The investigation — which the Health Ministry says has cost about $3.4 million, including legal costs — led to the firing of seven employees and at least one contractor. It was related to allegations of conflict of interest, inappropriate conduct and data mismanagement in the ministry’s pharmaceutical services division. The government gave investigation files to the RCMP for review, but an official investigation is not underway.

Horgan called on Premier Christy Clark’s government to issue “a full and unequivocal apology” to MacIsaac’s family, and for the premier and deputy minister John Dyble, head of the public service, to provide explanations.

“Not one bit of data left the Ministry of Health. Not a sentence. Not a table,” Horgan said. “Two years of grief for families. Two years of expenditures unnecessarily. … All of that and the motivation is not known to me.”

Since the firings, three employees — Malcolm Maclure, co-director of research for the pharmaceutical services division; Bob Hart, former director of data access; and Ron Mattson, manager special projects for the PharmaCare branch — have settled wrongful-dismissal lawsuits out of court. Maclure and Hart were reinstated and Mattson, a View Royal councillor, retired.

Two civil suits remain unresolved: those of University of Victoria professor Rebecca Warburton, former co-director of research, and her husband, contractor William Warburton, a labour and health economist. The government filed a counter lawsuit. Nothing has been proven in court.

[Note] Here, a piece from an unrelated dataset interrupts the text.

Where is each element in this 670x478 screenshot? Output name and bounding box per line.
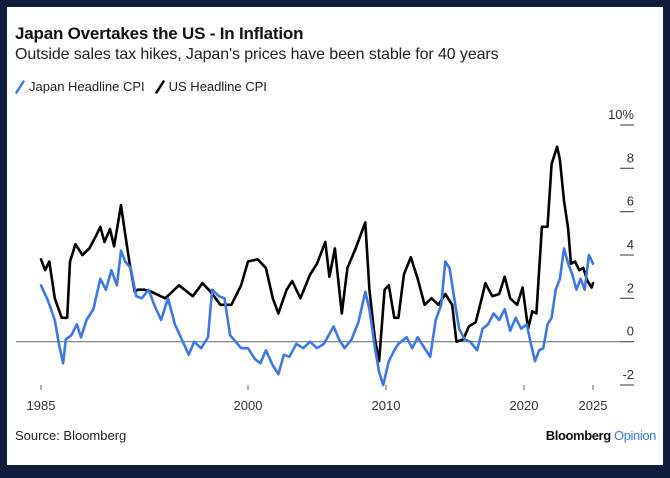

The grievances of three union employees — MacIsaac, senior researcher David Scott and senior economist Ramsay Hamdi — were settled through the B.C. Government and Service Employees’ Union.

MacIsaac’s grievance hearing was scheduled for late June 2013. On June 25, the BCGEU withdrew it and agreed to a payout for the remaining days in MacIsaac’s contract. With that he was “unfired.” On July 16, 2013, Kayfish was sent a cheque for $482.53.

“They did not address the points stated in the disciplinary action,” she said. “The cheque stub was their response. No answers. No explanation.”

In September 2013, the B.C. Coroners Service returned MacIsaac’s computer and cellphone. “No ministry data was reported found,” she said.